A budget with no numbers is obviously of limited use. While Pyongyang has
suppressed most statistics for 40 years, until 2002 broad budget aggregates were
given; which could be combined with the slightly more numerous percentages
mentioned to calculate at least a few further figures, for instance by sector.
The complete absence of real numbers since 2003 presumably reflects the problem
of admitting and handling the de facto drastic (and still ongoing) devaluation
of the DPRK won since July 2002's wage and price reforms.
Still no fresh nuclear talks
All the above went almost unreported outside North Korea. As ever, the rest of
the world focused overwhelmingly on the nuclear issue. Nearly a year after
six-party talks were last held in Beijing in June 2004, this forum may now be
defunct. Christopher Hill - who just months into a stint as US ambassador in
Seoul was appointed assistant secretary of state, replacing James Kelly - warned
on April 27 while on a quick tour of the region that "the future of talks
is very much uncertain at this point." On April 18 White House spokesman
Scott McClellan hinted that unless Pyongyang returns to the table soon, the US
may take matters to the UN Security Council. South Korea was quick to oppose
this, highlighting the tactical (if not strategic) gap between these
increasingly estranged allies. Such splits of course benefit North Korea, as do
the current rows between Japan and both China and South Korea over history texts
and territorial claims. On April 26 China's ambassador to the UN, Wang Guangya,
said that any bid for UNSC sanctions would destroy the 6-party process. Since
China wields a UNSC veto, the US may have to remain patient.

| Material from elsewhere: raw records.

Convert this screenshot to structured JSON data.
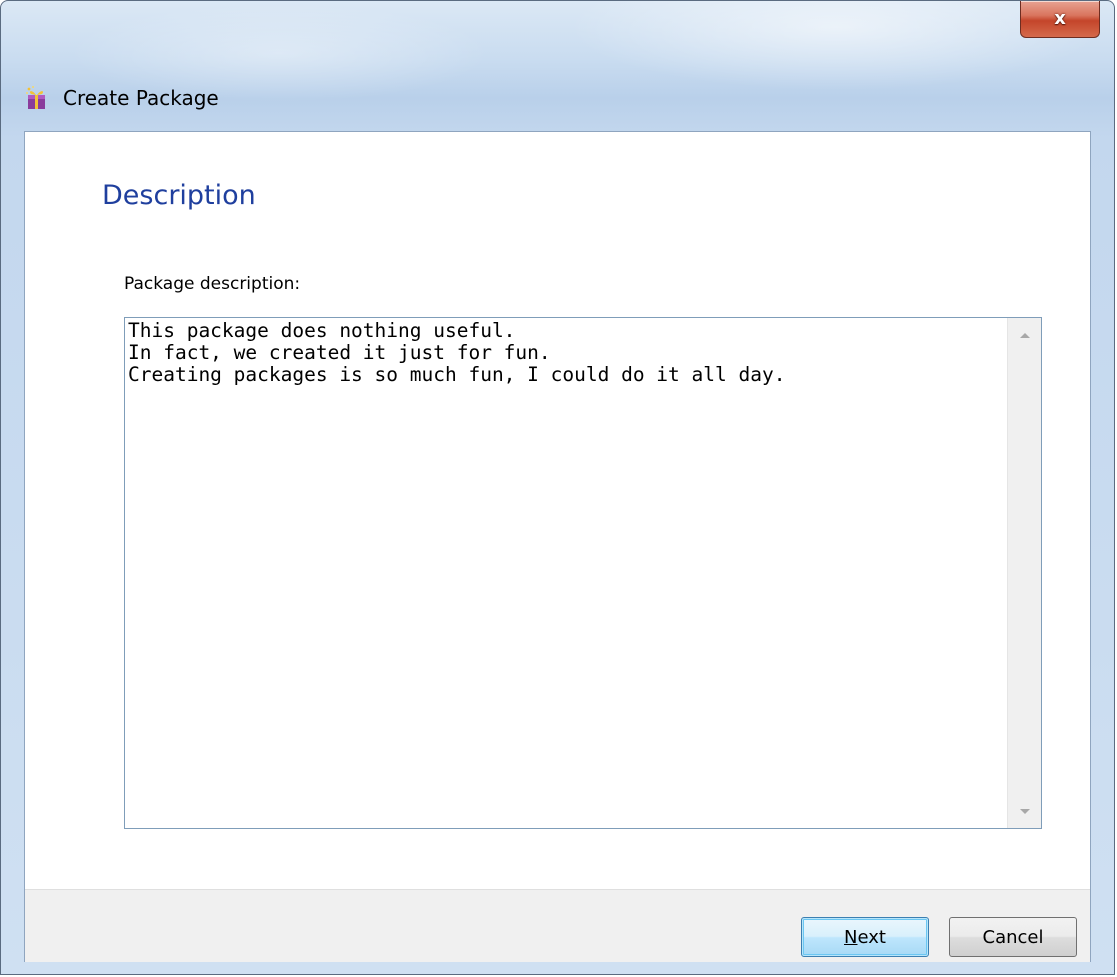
{
  "window": {
    "title": "Create Package",
    "close_label": "x"
  },
  "page": {
    "heading": "Description"
  },
  "form": {
    "description_label": "Package description:",
    "description_value": "This package does nothing useful.\nIn fact, we created it just for fun.\nCreating packages is so much fun, I could do it all day."
  },
  "buttons": {
    "next_mnemonic": "N",
    "next_rest": "ext",
    "cancel_label": "Cancel"
  },
  "colors": {
    "heading": "#1f3f9e",
    "close_button": "#c4452a",
    "default_button_border": "#3c7fb1"
  },
  "icons": {
    "app_icon": "package-gift-icon",
    "close_icon": "close-icon",
    "scroll_up_icon": "arrow-up-icon",
    "scroll_down_icon": "arrow-down-icon"
  }
}
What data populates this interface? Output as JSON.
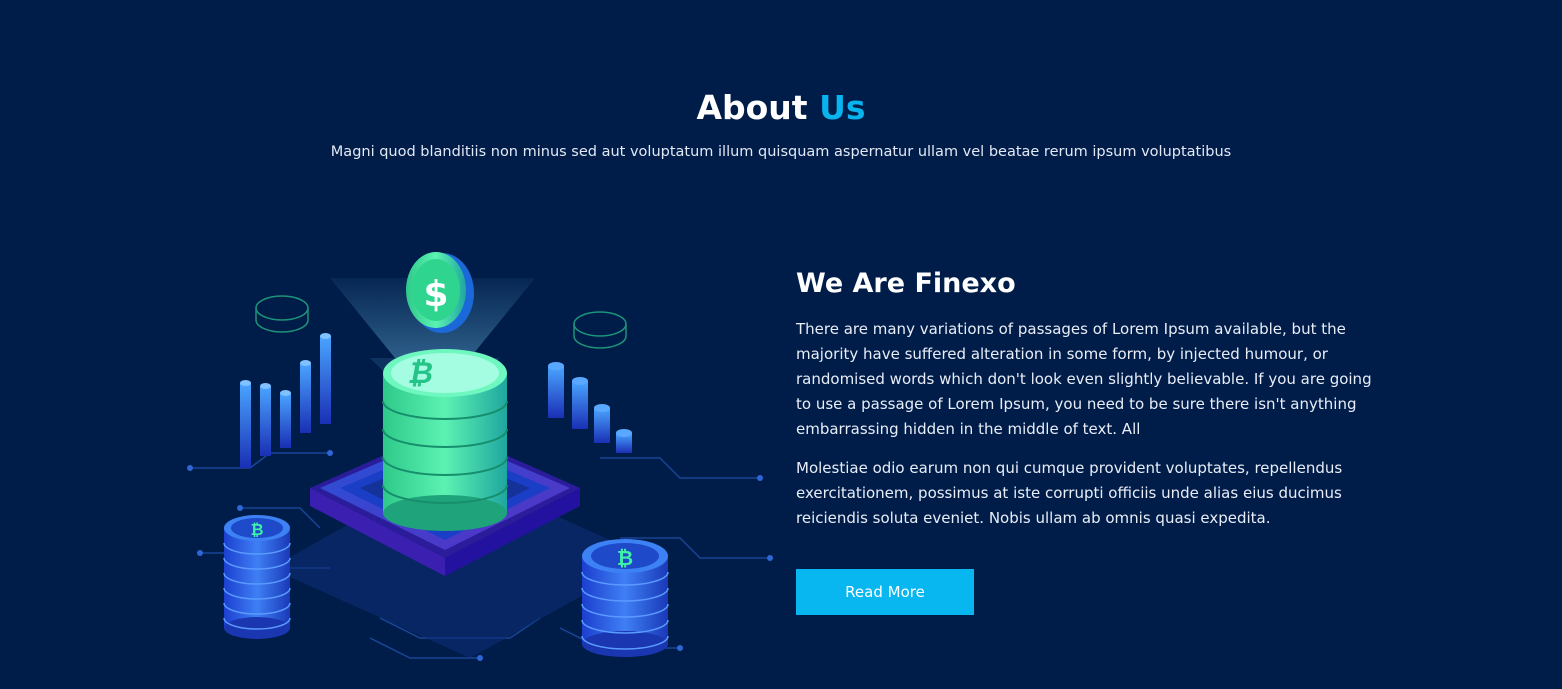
{
  "about": {
    "title_main": "About ",
    "title_accent": "Us",
    "subtitle": "Magni quod blanditiis non minus sed aut voluptatum illum quisquam aspernatur ullam vel beatae rerum ipsum voluptatibus"
  },
  "feature": {
    "heading": "We Are Finexo",
    "paragraph_1": "There are many variations of passages of Lorem Ipsum available, but the majority have suffered alteration in some form, by injected humour, or randomised words which don't look even slightly believable. If you are going to use a passage of Lorem Ipsum, you need to be sure there isn't anything embarrassing hidden in the middle of text. All",
    "paragraph_2": "Molestiae odio earum non qui cumque provident voluptates, repellendus exercitationem, possimus at iste corrupti officiis unde alias eius ducimus reiciendis soluta eveniet. Nobis ullam ab omnis quasi expedita.",
    "button_label": "Read More"
  },
  "colors": {
    "background": "#001d4a",
    "accent": "#08b4ee",
    "coin_green": "#33e39b",
    "coin_blue": "#2f6fe8"
  }
}
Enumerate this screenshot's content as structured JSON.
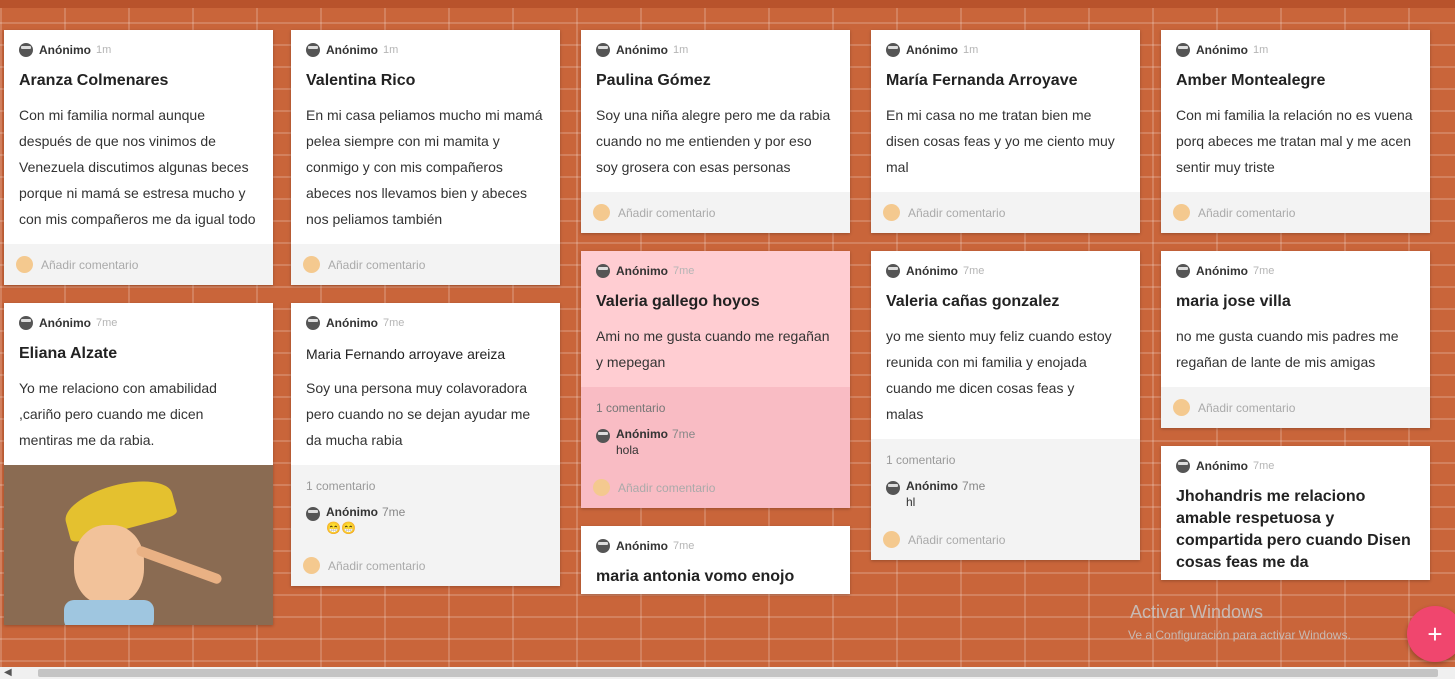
{
  "placeholder_comment": "Añadir comentario",
  "columns": [
    [
      {
        "author": "Anónimo",
        "time": "1m",
        "title": "Aranza Colmenares",
        "body": "Con mi familia normal aunque después de que nos vinimos de Venezuela discutimos algunas beces porque ni mamá se estresa mucho y con mis compañeros me da igual todo",
        "footer": "Añadir comentario"
      },
      {
        "author": "Anónimo",
        "time": "7me",
        "title": "Eliana Alzate",
        "body": "Yo me relaciono con amabilidad ,cariño pero cuando me dicen mentiras me da rabia.",
        "image": "pinocchio-illustration"
      }
    ],
    [
      {
        "author": "Anónimo",
        "time": "1m",
        "title": "Valentina Rico",
        "body": "En mi casa peliamos mucho mi mamá pelea siempre con mi mamita y conmigo y con mis compañeros abeces nos llevamos bien y abeces nos peliamos también",
        "footer": "Añadir comentario"
      },
      {
        "author": "Anónimo",
        "time": "7me",
        "title": "Maria  Fernando arroyave areiza",
        "body": "Soy una persona muy colavoradora pero cuando no se dejan ayudar me da mucha rabia",
        "comment_count": "1 comentario",
        "comment": {
          "author": "Anónimo",
          "time": "7me",
          "text": "😁😁"
        },
        "footer": "Añadir comentario"
      }
    ],
    [
      {
        "author": "Anónimo",
        "time": "1m",
        "title": "Paulina Gómez",
        "body": "Soy una niña alegre pero me da rabia cuando no me entienden y por eso soy grosera con esas personas",
        "footer": "Añadir comentario"
      },
      {
        "author": "Anónimo",
        "time": "7me",
        "title": "Valeria gallego hoyos",
        "body": "Ami no me gusta cuando me regañan y mepegan",
        "comment_count": "1 comentario",
        "comment": {
          "author": "Anónimo",
          "time": "7me",
          "text": "hola"
        },
        "footer": "Añadir comentario",
        "pink": true
      },
      {
        "author": "Anónimo",
        "time": "7me",
        "title": "maria antonia vomo enojo"
      }
    ],
    [
      {
        "author": "Anónimo",
        "time": "1m",
        "title": "María Fernanda Arroyave",
        "body": "En mi casa no me tratan bien me disen cosas feas y yo me ciento muy mal",
        "footer": "Añadir comentario"
      },
      {
        "author": "Anónimo",
        "time": "7me",
        "title": "Valeria cañas gonzalez",
        "body": "yo me siento muy feliz cuando estoy reunida con mi familia  y enojada cuando me dicen cosas feas y\n malas",
        "comment_count": "1 comentario",
        "comment": {
          "author": "Anónimo",
          "time": "7me",
          "text": "hl"
        },
        "footer": "Añadir comentario"
      }
    ],
    [
      {
        "author": "Anónimo",
        "time": "1m",
        "title": "Amber Montealegre",
        "body": "Con mi familia la relación no es vuena porq abeces me tratan mal y me acen sentir muy triste",
        "footer": "Añadir comentario"
      },
      {
        "author": "Anónimo",
        "time": "7me",
        "title": "maria jose villa",
        "body": "no me gusta cuando mis padres me regañan de lante de mis amigas",
        "footer": "Añadir comentario"
      },
      {
        "author": "Anónimo",
        "time": "7me",
        "title": "Jhohandris me relaciono amable respetuosa y compartida pero cuando Disen cosas feas me da"
      }
    ]
  ],
  "watermark": {
    "line1": "Activar Windows",
    "line2": "Ve a Configuración para activar Windows."
  },
  "fab_label": "+"
}
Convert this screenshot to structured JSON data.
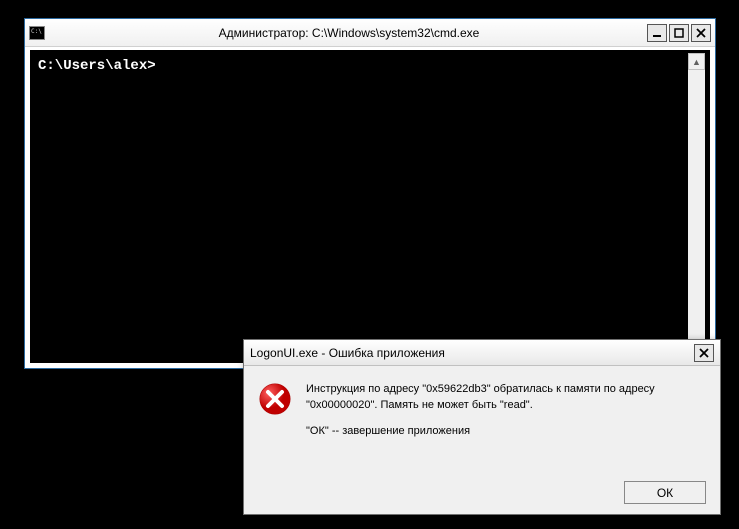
{
  "cmd": {
    "title": "Администратор: C:\\Windows\\system32\\cmd.exe",
    "prompt": "C:\\Users\\alex>"
  },
  "dialog": {
    "title": "LogonUI.exe - Ошибка приложения",
    "message_line1": "Инструкция по адресу \"0x59622db3\" обратилась к памяти по адресу \"0x00000020\". Память не может быть \"read\".",
    "message_line2": "\"ОК\" -- завершение приложения",
    "ok_label": "ОК"
  }
}
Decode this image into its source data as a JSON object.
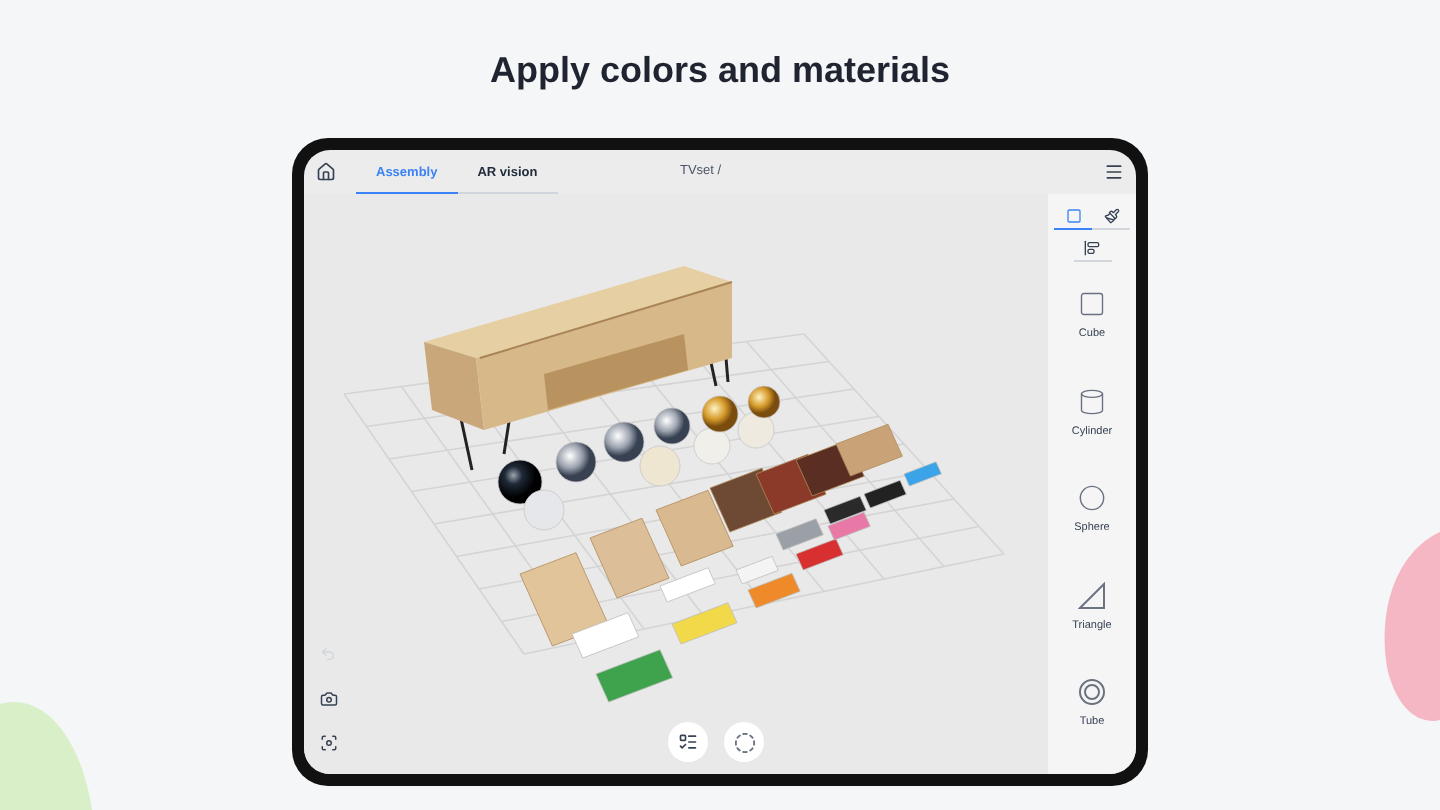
{
  "page_title": "Apply colors and materials",
  "app": {
    "tabs": [
      {
        "label": "Assembly",
        "selected": true
      },
      {
        "label": "AR vision",
        "selected": false
      }
    ],
    "document_title": "TVset /",
    "panel_tabs": [
      {
        "kind": "shapes",
        "selected": true
      },
      {
        "kind": "materials",
        "selected": false
      },
      {
        "kind": "align",
        "selected": false
      }
    ],
    "shapes": [
      {
        "label": "Cube",
        "kind": "cube"
      },
      {
        "label": "Cylinder",
        "kind": "cylinder"
      },
      {
        "label": "Sphere",
        "kind": "sphere"
      },
      {
        "label": "Triangle",
        "kind": "triangle"
      },
      {
        "label": "Tube",
        "kind": "tube"
      }
    ]
  }
}
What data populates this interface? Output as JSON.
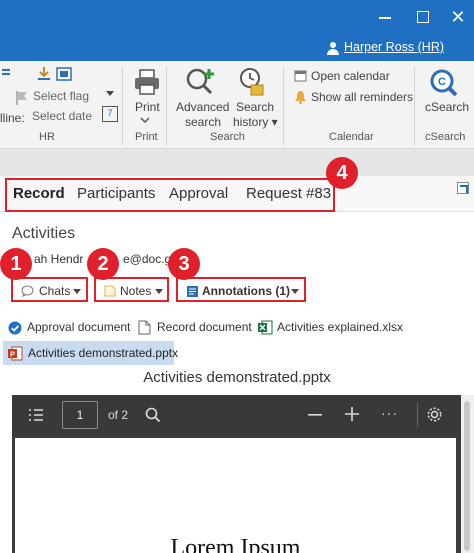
{
  "window": {
    "minimize_glyph": "",
    "close_glyph": "✕"
  },
  "userbar": {
    "user_name": "Harper Ross (HR)"
  },
  "ribbon": {
    "cut_left_label": "lline:",
    "select_flag": "Select flag",
    "select_date": "Select date",
    "group_hr": "HR",
    "print": "Print",
    "group_print": "Print",
    "advanced_search_line1": "Advanced",
    "advanced_search_line2": "search",
    "search_history_line1": "Search",
    "search_history_line2": "history ▾",
    "group_search": "Search",
    "open_calendar": "Open calendar",
    "show_all_reminders": "Show all reminders",
    "group_calendar": "Calendar",
    "csearch": "cSearch",
    "group_csearch": "cSearch",
    "calendar_day": "7"
  },
  "tabs": [
    {
      "label": "Record"
    },
    {
      "label": "Participants"
    },
    {
      "label": "Approval"
    },
    {
      "label": "Request #83"
    }
  ],
  "activities": {
    "title": "Activities",
    "email_fragment": "ah Hendr",
    "email_fragment_end": "e@doc.g"
  },
  "dropdowns": {
    "chats": "Chats",
    "notes": "Notes",
    "annotations": "Annotations (1)"
  },
  "badges": [
    "1",
    "2",
    "3",
    "4"
  ],
  "documents": [
    {
      "label": "Approval document"
    },
    {
      "label": "Record document"
    },
    {
      "label": "Activities explained.xlsx"
    }
  ],
  "active_document": "Activities demonstrated.pptx",
  "viewer": {
    "title": "Activities demonstrated.pptx",
    "page_number": "1",
    "page_of": "of 2",
    "page_text": "Lorem Ipsum",
    "more_glyph": "···"
  },
  "colors": {
    "titlebar": "#1f6fc3",
    "annotation_red": "#e0202a",
    "selected_doc": "#c7dcf0"
  }
}
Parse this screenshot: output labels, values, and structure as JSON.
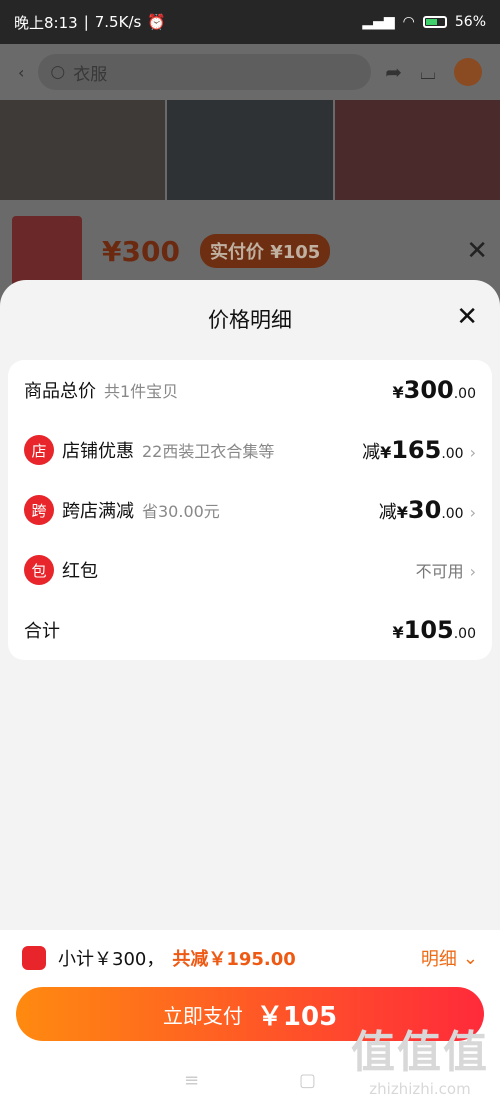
{
  "status": {
    "time": "晚上8:13",
    "speed": "7.5K/s",
    "battery": "56%"
  },
  "background": {
    "search_text": "衣服",
    "price": "¥300",
    "tag": "实付价 ¥105"
  },
  "sheet": {
    "title": "价格明细",
    "rows": [
      {
        "label": "商品总价",
        "sub": "共1件宝贝",
        "prefix": "",
        "currency": "¥",
        "amount": "300",
        "decimal": ".00"
      },
      {
        "icon": "店",
        "label": "店铺优惠",
        "sub": "22西装卫衣合集等",
        "prefix": "减",
        "currency": "¥",
        "amount": "165",
        "decimal": ".00"
      },
      {
        "icon": "跨",
        "label": "跨店满减",
        "sub": "省30.00元",
        "prefix": "减",
        "currency": "¥",
        "amount": "30",
        "decimal": ".00"
      },
      {
        "icon": "包",
        "label": "红包",
        "value": "不可用"
      },
      {
        "label": "合计",
        "currency": "¥",
        "amount": "105",
        "decimal": ".00"
      }
    ]
  },
  "summary": {
    "subtotal": "小计￥300，",
    "discount": "共减￥195.00",
    "detail_label": "明细"
  },
  "pay": {
    "label": "立即支付",
    "amount": "￥105"
  },
  "watermark": {
    "logo": "值值值",
    "site": "zhizhizhi.com"
  },
  "colors": {
    "accent": "#ee6a14",
    "red": "#e8252a"
  }
}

Reactor shutdown: more nukes?
Despite entreaties from all and sundry, the DPRK remains obdurate that it will
not attend unless the US ceases to be hostile and says sorry for calling it
nasty names. (This is rich, given the insults that Pyongyang routinely heaps on
the US and others.) In April North Korea upped the ante. Selig Harrison - a US
academic and ex-journalist with high-level access in Pyongyang, which often uses
him as a conduit - reported after his latest trip that his hosts had warned they
might "unload the reactor to create a situation." South Korean
intelligence duly confirmed on April 18 that a 5 megawatt reactor at Yongbyon,
the main known nuclear site, had indeed been shut down. (One would imagine - or
hope - that US spy satellites had already spotted this; but they would not
normally publicize the fact.)
The risk here is of spent fuel being reprocessed to make plutonium. Each batch
of 8,000 rods can produce enough to make six nuclear bombs. Pyongyang is
generally assumed to have squirreled away enough plutonium for two bombs by
1992, before the International Atomic Energy Agency (IAEA) gained access to
Yongbyon; and to have got the materiel for a further half-dozen since early
2003, after it expelled IAEA inspectors and restarted Yongbyon in the second,
ongoing nuclear crisis. But then again, this latest closure could be for
maintenance, or repair - or sheer bluff. As usual, North Korea is raising
tension in order to gain US attention. Kim Jong-il must wonder just what will do
the trick with a Bush administration which in practice appears oddly unfazed by
his antics.
Might they test a bomb?
One way, of course, would be to test a nuclear device. North Korea has never yet
done so - though there are allegations that Pakistan did one on its behalf. On
April 22 the Wall Street Journal claimed that the US has warned China that
Pyongyang may be preparing a test. Although this was denied, the fact that South
Korea's foreign minister urged North Korea not to do this implies that Seoul too
is worried. Aside from possible US retaliation, testing carries other risks for
the DPRK. Like its Taepodong missile launch over Japan in 1998, a nuclear test
would reveal its hand: showing US satellites what it has got. It might also go
embarrassingly wrong. Where to do it, in a small country, is another issue: it
can only be underground in a mountainous area, but even that risks polluting
water sources. This would also blow all further chance of playing nuclear bluff.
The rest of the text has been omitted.